Russia is making the same calculation from the other side of the battlefield. TASS reported that Kalashnikov Concern tested 5.45mm multi-bullet cartridges against a fast-moving, maneuvering FPV-type UAV using an AK-12. The test included both hovering and moving targets at preset speed and altitude, and Russian reporting said the separated projectile segments damaged drone batteries, electronic boards, engines and power components, forcing emergency crashes.
The tactical lesson is bigger than one round or one rifle. Kinetic defeat is brutally simple: put enough projectiles into the drone’s flight path and it comes apart. Jamming, by contrast, tries to break the link between pilot and aircraft, but it depends on electronic effects and can be less useful when the drone is too close, the signal is protected, or the engagement happens too fast.
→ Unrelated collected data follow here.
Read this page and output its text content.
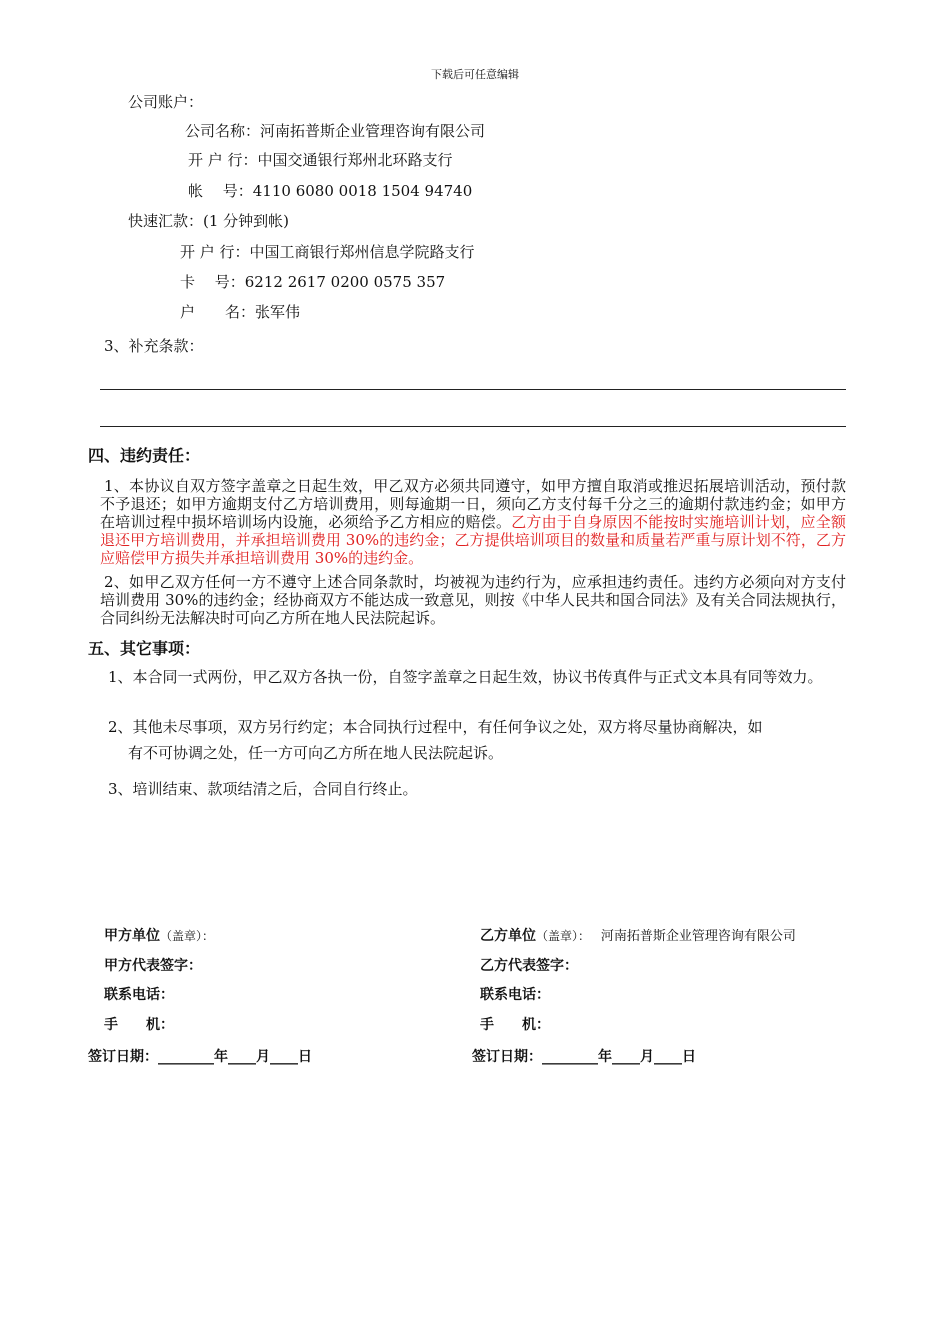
下载后可任意编辑
公司账户：
公司名称：河南拓普斯企业管理咨询有限公司
开 户 行：中国交通银行郑州北环路支行
帐　 号：4110 6080 0018 1504 94740
快速汇款：(1 分钟到帐)
开 户 行：中国工商银行郑州信息学院路支行
卡　 号：6212 2617 0200 0575 357
户　　名：张军伟
3、补充条款：
四、违约责任：
1、本协议自双方签字盖章之日起生效，甲乙双方必须共同遵守，如甲方擅自取消或推迟拓展培训活动，预付款不予退还；如甲方逾期支付乙方培训费用，则每逾期一日，须向乙方支付每千分之三的逾期付款违约金；如甲方在培训过程中损坏培训场内设施，必须给予乙方相应的赔偿。乙方由于自身原因不能按时实施培训计划，应全额退还甲方培训费用，并承担培训费用 30%的违约金；乙方提供培训项目的数量和质量若严重与原计划不符，乙方应赔偿甲方损失并承担培训费用 30%的违约金。
2、如甲乙双方任何一方不遵守上述合同条款时，均被视为违约行为，应承担违约责任。违约方必须向对方支付培训费用 30%的违约金；经协商双方不能达成一致意见，则按《中华人民共和国合同法》及有关合同法规执行，合同纠纷无法解决时可向乙方所在地人民法院起诉。
五、其它事项：
1、本合同一式两份，甲乙双方各执一份，自签字盖章之日起生效，协议书传真件与正式文本具有同等效力。
2、其他未尽事项，双方另行约定；本合同执行过程中，有任何争议之处，双方将尽量协商解决，如
有不可协调之处，任一方可向乙方所在地人民法院起诉。
3、培训结束、款项结清之后，合同自行终止。
甲方单位（盖章）：
甲方代表签字：
联系电话：
手　　机：
签订日期：________年____月____日
乙方单位（盖章）： 河南拓普斯企业管理咨询有限公司
乙方代表签字：
联系电话：
手　　机：
签订日期：________年____月____日
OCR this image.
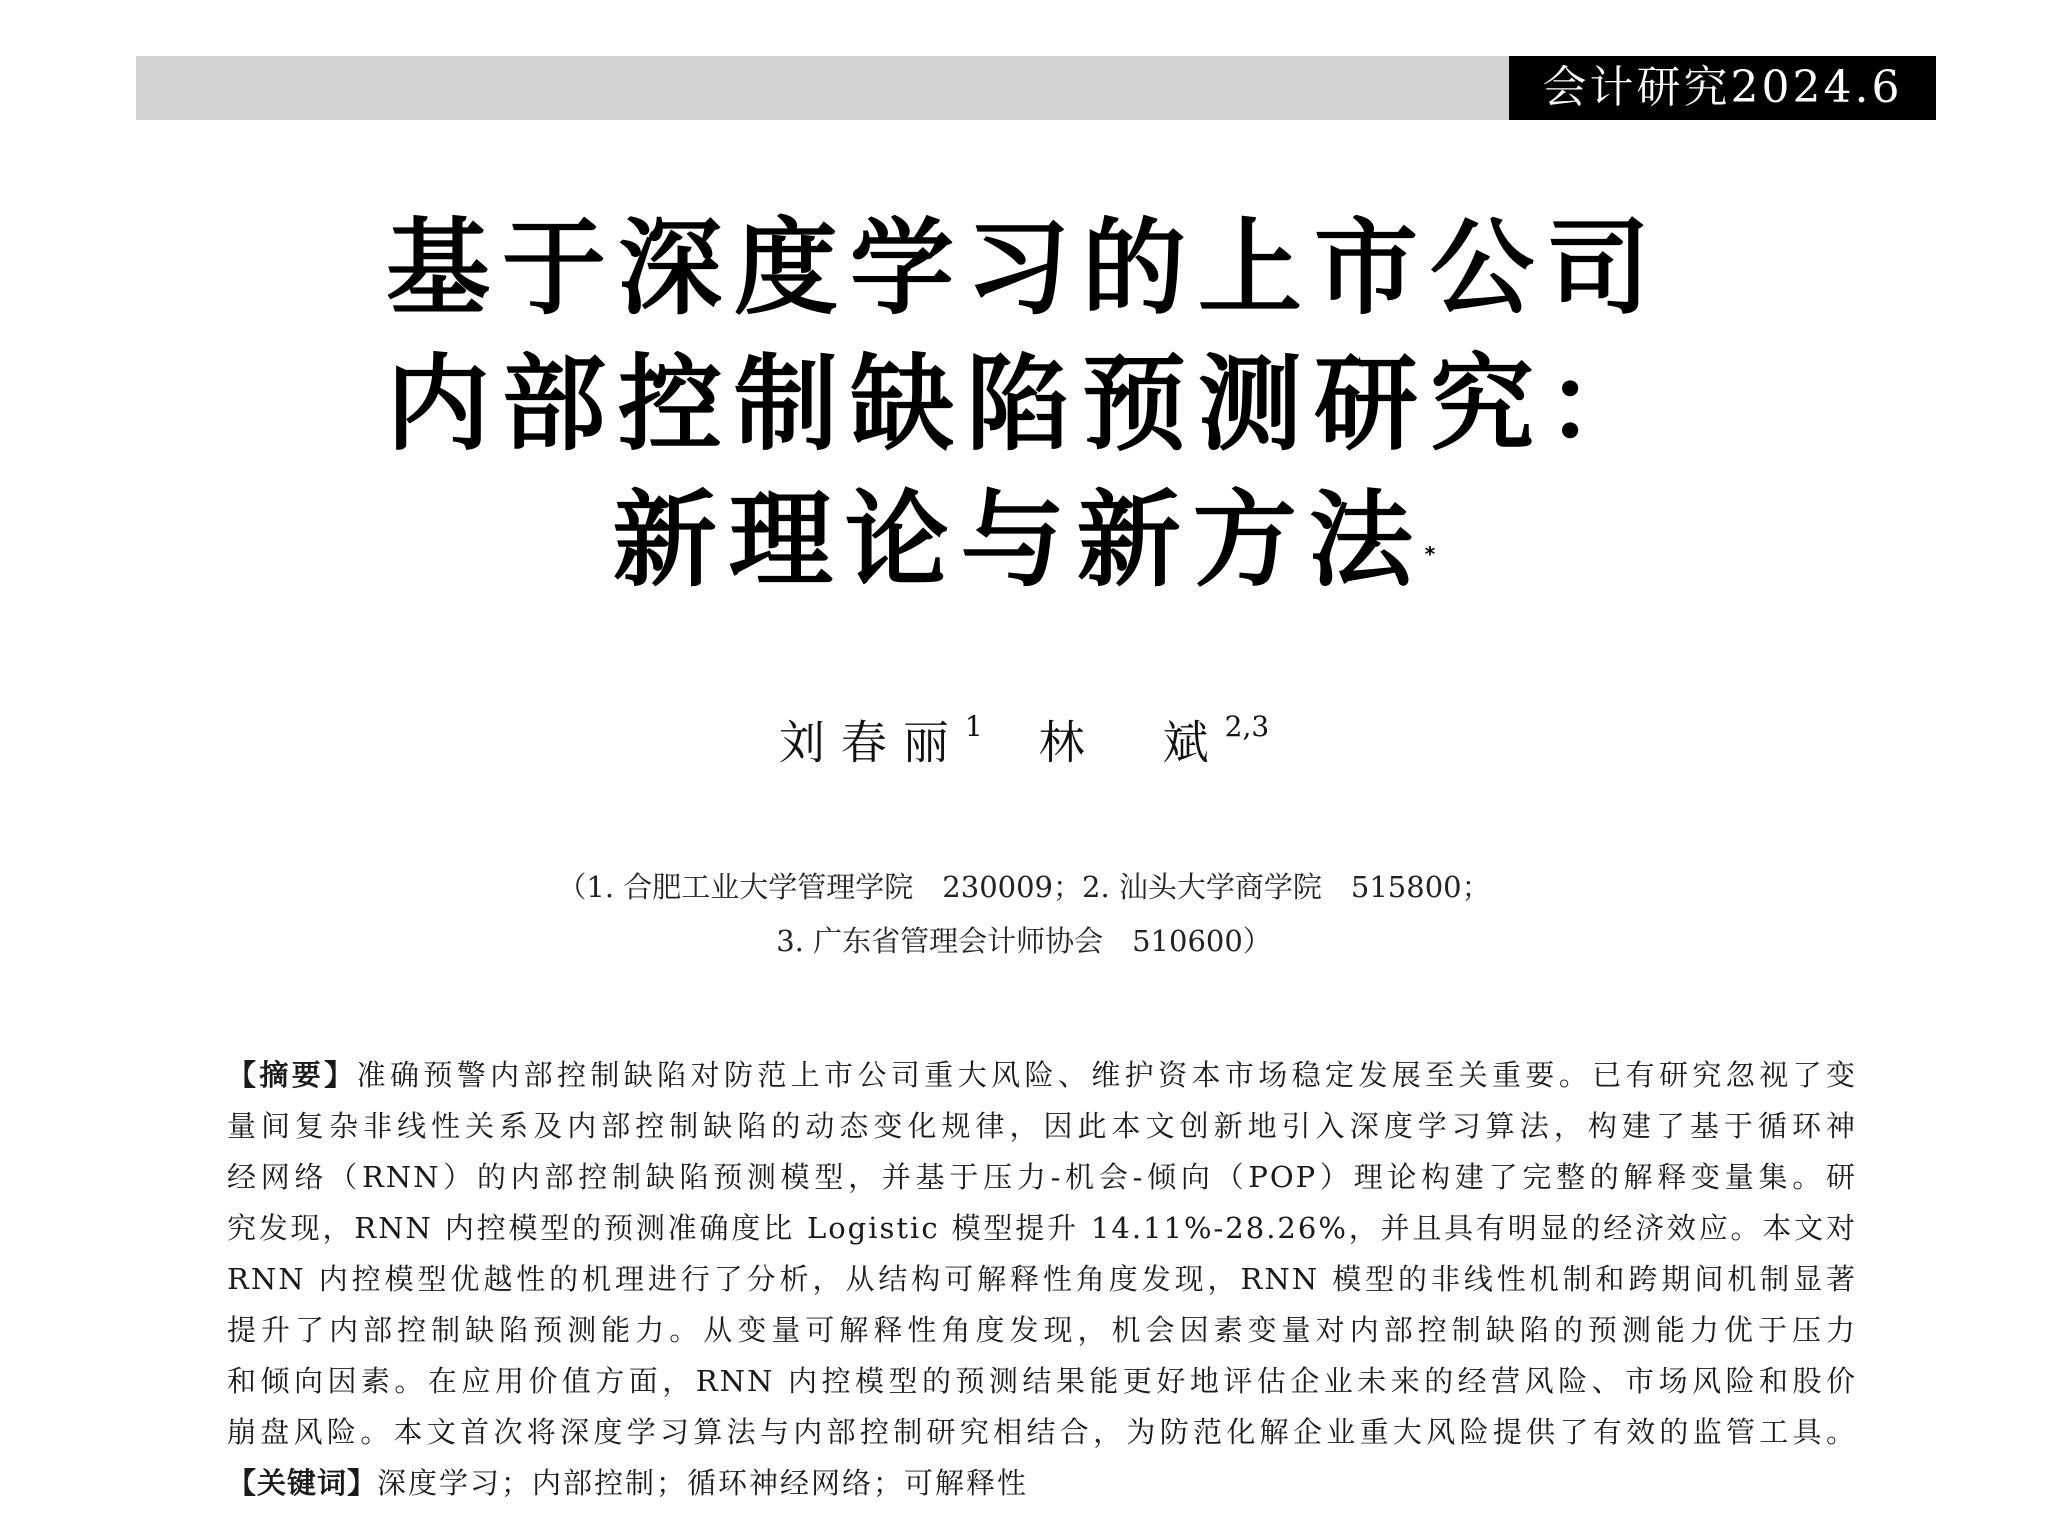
会计研究2024.6
基于深度学习的上市公司
内部控制缺陷预测研究：
新理论与新方法*
刘春丽$^1$ 林　斌$^{2,3}$
（1. 合肥工业大学管理学院　230009；2. 汕头大学商学院　515800；
3. 广东省管理会计师协会　510600）
【摘要】准确预警内部控制缺陷对防范上市公司重大风险、维护资本市场稳定发展至关重要。已有研究忽视了变
量间复杂非线性关系及内部控制缺陷的动态变化规律，因此本文创新地引入深度学习算法，构建了基于循环神
经网络（RNN）的内部控制缺陷预测模型，并基于压力-机会-倾向（POP）理论构建了完整的解释变量集。研
究发现，RNN 内控模型的预测准确度比 Logistic 模型提升 14.11%-28.26%，并且具有明显的经济效应。本文对
RNN 内控模型优越性的机理进行了分析，从结构可解释性角度发现，RNN 模型的非线性机制和跨期间机制显著
提升了内部控制缺陷预测能力。从变量可解释性角度发现，机会因素变量对内部控制缺陷的预测能力优于压力
和倾向因素。在应用价值方面，RNN 内控模型的预测结果能更好地评估企业未来的经营风险、市场风险和股价
崩盘风险。本文首次将深度学习算法与内部控制研究相结合，为防范化解企业重大风险提供了有效的监管工具。
【关键词】深度学习；内部控制；循环神经网络；可解释性
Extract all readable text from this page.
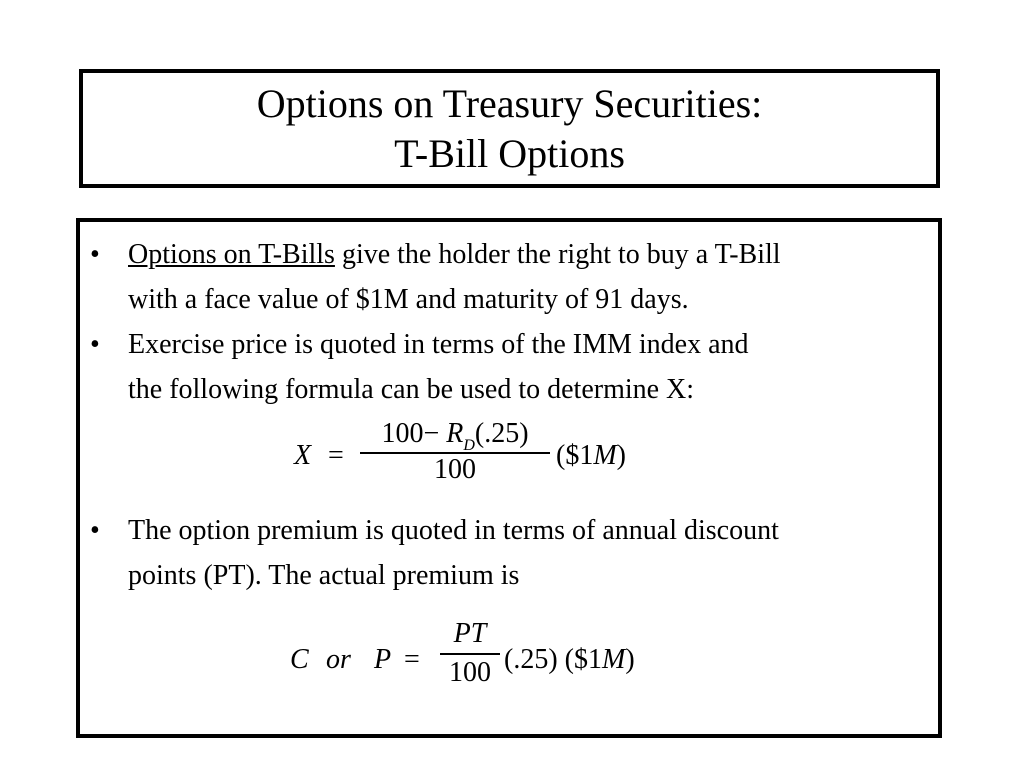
Options on Treasury Securities:
T-Bill Options
• Options on T-Bills give the holder the right to buy a T-Bill
with a face value of $1M and maturity of 91 days.
• Exercise price is quoted in terms of the IMM index and
the following formula can be used to determine X:
X =
$100- R_D(.25)$
100	($1M)
• The option premium is quoted in terms of annual discount
points (PT). The actual premium is
C or P =
PT
100 (.25) ($1M)
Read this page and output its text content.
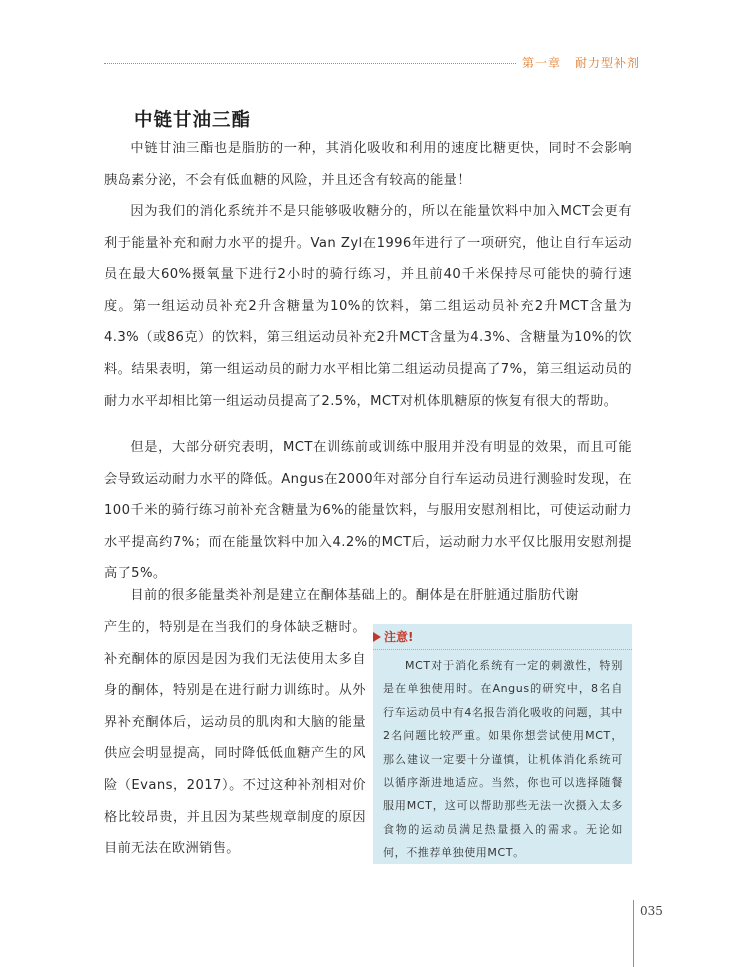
第一章 耐力型补剂
中链甘油三酯

中链甘油三酯也是脂肪的一种，其消化吸收和利用的速度比糖更快，同时不会影响胰岛素分泌，不会有低血糖的风险，并且还含有较高的能量！

因为我们的消化系统并不是只能够吸收糖分的，所以在能量饮料中加入MCT会更有利于能量补充和耐力水平的提升。Van Zyl在1996年进行了一项研究，他让自行车运动员在最大60%摄氧量下进行2小时的骑行练习，并且前40千米保持尽可能快的骑行速度。第一组运动员补充2升含糖量为10%的饮料，第二组运动员补充2升MCT含量为4.3%（或86克）的饮料，第三组运动员补充2升MCT含量为4.3%、含糖量为10%的饮料。结果表明，第一组运动员的耐力水平相比第二组运动员提高了7%，第三组运动员的耐力水平却相比第一组运动员提高了2.5%，MCT对机体肌糖原的恢复有很大的帮助。

但是，大部分研究表明，MCT在训练前或训练中服用并没有明显的效果，而且可能会导致运动耐力水平的降低。Angus在2000年对部分自行车运动员进行测验时发现，在100千米的骑行练习前补充含糖量为6%的能量饮料，与服用安慰剂相比，可使运动耐力水平提高约7%；而在能量饮料中加入4.2%的MCT后，运动耐力水平仅比服用安慰剂提高了5%。

目前的很多能量类补剂是建立在酮体基础上的。酮体是在肝脏通过脂肪代谢

产生的，特别是在当我们的身体缺乏糖时。补充酮体的原因是因为我们无法使用太多自身的酮体，特别是在进行耐力训练时。从外界补充酮体后，运动员的肌肉和大脑的能量供应会明显提高，同时降低低血糖产生的风险（Evans，2017）。不过这种补剂相对价格比较昂贵，并且因为某些规章制度的原因目前无法在欧洲销售。

注意!

MCT对于消化系统有一定的刺激性，特别是在单独使用时。在Angus的研究中，8名自行车运动员中有4名报告消化吸收的问题，其中2名问题比较严重。如果你想尝试使用MCT，那么建议一定要十分谨慎，让机体消化系统可以循序渐进地适应。当然，你也可以选择随餐服用MCT，这可以帮助那些无法一次摄入太多食物的运动员满足热量摄入的需求。无论如何，不推荐单独使用MCT。

035
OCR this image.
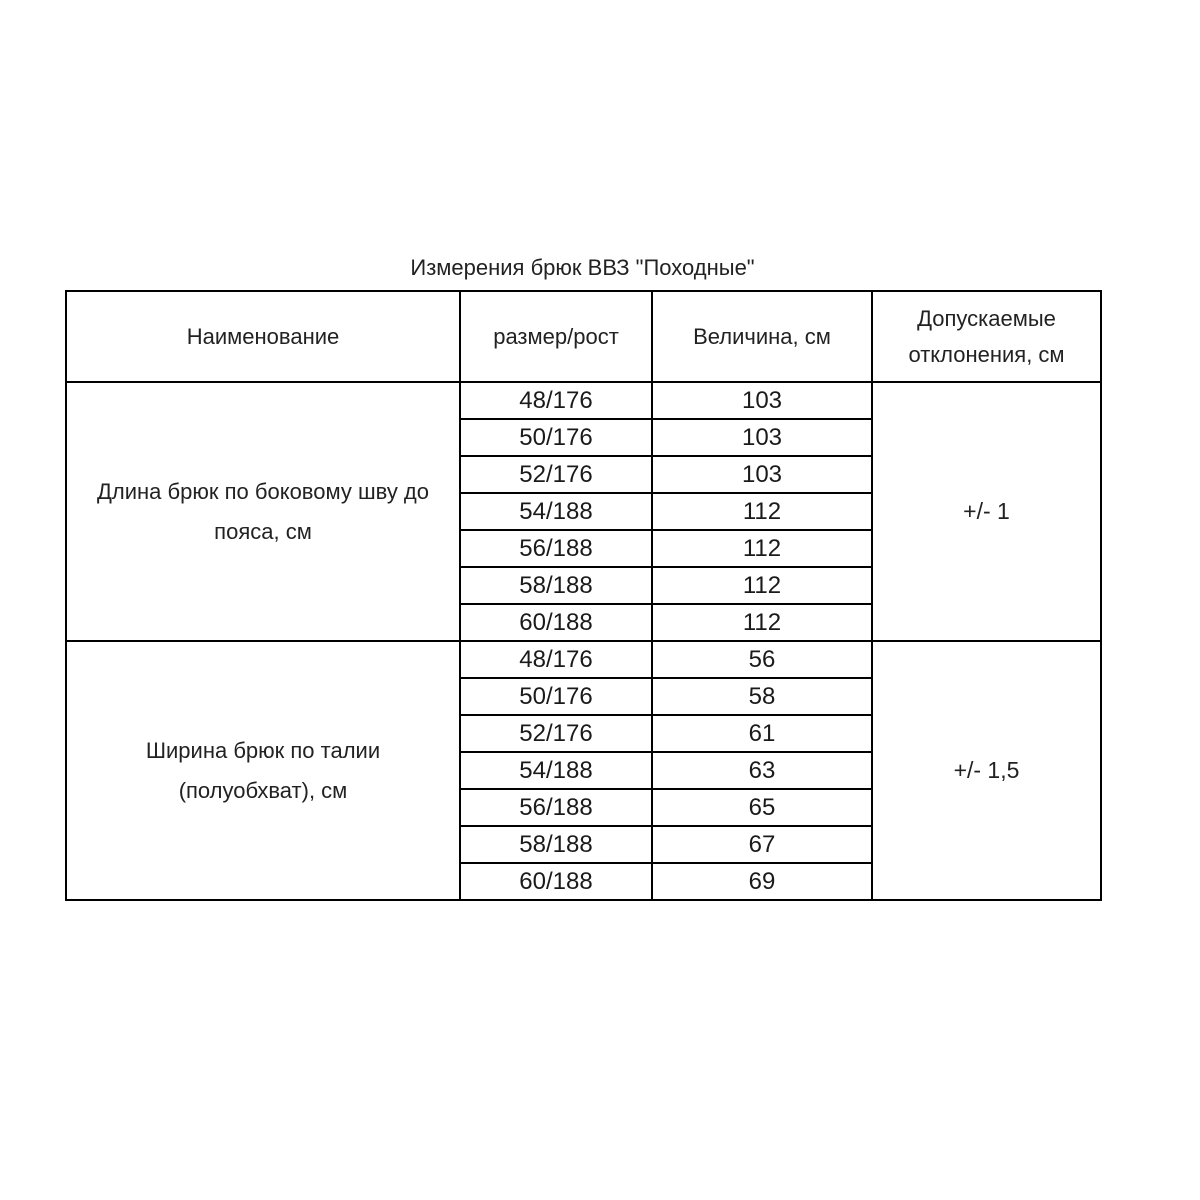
Измерения брюк ВВЗ "Походные"
Наименование	размер/рост	Величина, см	Допускаемые отклонения, см
Длина брюк по боковому шву до пояса, см	48/176	103	+/- 1
	50/176	103	
	52/176	103	
	54/188	112	
	56/188	112	
	58/188	112	
	60/188	112	
Ширина брюк по талии (полуобхват), см	48/176	56	+/- 1,5
	50/176	58	
	52/176	61	
	54/188	63	
	56/188	65	
	58/188	67	
	60/188	69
That is why close-range ammunition is gaining attention. It gives infantry a direct answer against small, low-flying targets that can slip past heavier systems.
The market is starting to reflect that shift. Soldier Systems Daily reported Freedom Munitions has developed counter-drone ammunition in 5.56mm NATO and 7.62mm NATO, with the smaller round using five projectiles out to 100 meters and the larger using eight projectiles out to 50 meters. For FPV racing fans, the overlap is unmistakable: the same speed, visibility limits and aggressive line changes that make a quad thrilling in the air are exactly what now make it dangerous on a battlefield, and exactly what rifle designers are trying to beat.